Giving up the one-woman-party act was a freeing experience, eventually, and finding myself alongside my senses and interests meant I could find hobbies.
The all elusive “what do I do for fun” question has always confused me because I thought it was drinking, until that wasn’t fun anymore. All that left was becoming EXCELLENT at things – which usually pushed my perfectionism into overdrive and stole all joy from it.
Your hobbies don’t have to be things you’re excellent at, they are simply things you can do for fun. Another revolutionary idea for me was that I could try something and fail. I started playing the piano again, after years of cutting myself off from it. I wasn’t as good as I was, but man it felt good to connect to my creativity. It was another way of reclaiming something that was stolen from me. I felt really stupid doing yoga, I’m not really flexible – but I looked a lot less stupid than the stuff I did on a blackout. I really, really tried to knit – but it just isn’t my destiny and I accept that (and only feel a little bit jealous when I see people knitting away, but seriously how do you do it?!)

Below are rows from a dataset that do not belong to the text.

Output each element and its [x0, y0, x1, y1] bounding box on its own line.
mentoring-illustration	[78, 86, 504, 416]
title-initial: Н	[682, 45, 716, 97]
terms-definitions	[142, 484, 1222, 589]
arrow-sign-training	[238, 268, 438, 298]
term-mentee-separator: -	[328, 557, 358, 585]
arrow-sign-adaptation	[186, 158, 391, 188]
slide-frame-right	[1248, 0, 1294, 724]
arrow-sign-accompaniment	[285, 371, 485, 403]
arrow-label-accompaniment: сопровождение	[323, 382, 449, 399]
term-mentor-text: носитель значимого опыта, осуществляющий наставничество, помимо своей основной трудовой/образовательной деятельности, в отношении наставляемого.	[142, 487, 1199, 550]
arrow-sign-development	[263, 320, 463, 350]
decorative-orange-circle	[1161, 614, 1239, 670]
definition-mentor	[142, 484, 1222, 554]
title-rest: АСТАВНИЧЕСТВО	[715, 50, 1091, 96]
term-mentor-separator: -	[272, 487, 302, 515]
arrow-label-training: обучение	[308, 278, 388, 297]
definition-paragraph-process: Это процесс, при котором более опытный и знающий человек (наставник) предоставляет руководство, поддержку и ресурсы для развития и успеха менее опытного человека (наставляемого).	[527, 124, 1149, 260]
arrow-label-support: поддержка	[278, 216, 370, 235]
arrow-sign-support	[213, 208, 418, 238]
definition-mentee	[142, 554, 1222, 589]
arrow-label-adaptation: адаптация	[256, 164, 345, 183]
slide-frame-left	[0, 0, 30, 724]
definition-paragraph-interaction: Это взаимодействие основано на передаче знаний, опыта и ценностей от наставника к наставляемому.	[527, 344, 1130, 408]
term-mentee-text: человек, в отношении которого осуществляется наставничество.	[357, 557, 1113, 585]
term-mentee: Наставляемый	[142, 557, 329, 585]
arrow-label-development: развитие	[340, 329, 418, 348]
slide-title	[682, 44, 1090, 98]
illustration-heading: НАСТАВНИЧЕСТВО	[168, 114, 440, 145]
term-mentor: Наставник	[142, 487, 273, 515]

You are allowed to have fun, and there’s a world of it out there without drinking.
What can you add to your life now that alcohol is not in it? What would you do if you didn’t feel like you had to be the best at it?
Three tiny things:
- Brainstorm hobbies you might want to try. Consider starting a foray into one of them.
- Write a gratitude list for the week – all the big things and the small things.
Write a paragraph on the progress you feel you have made and how you want to build on it going forward.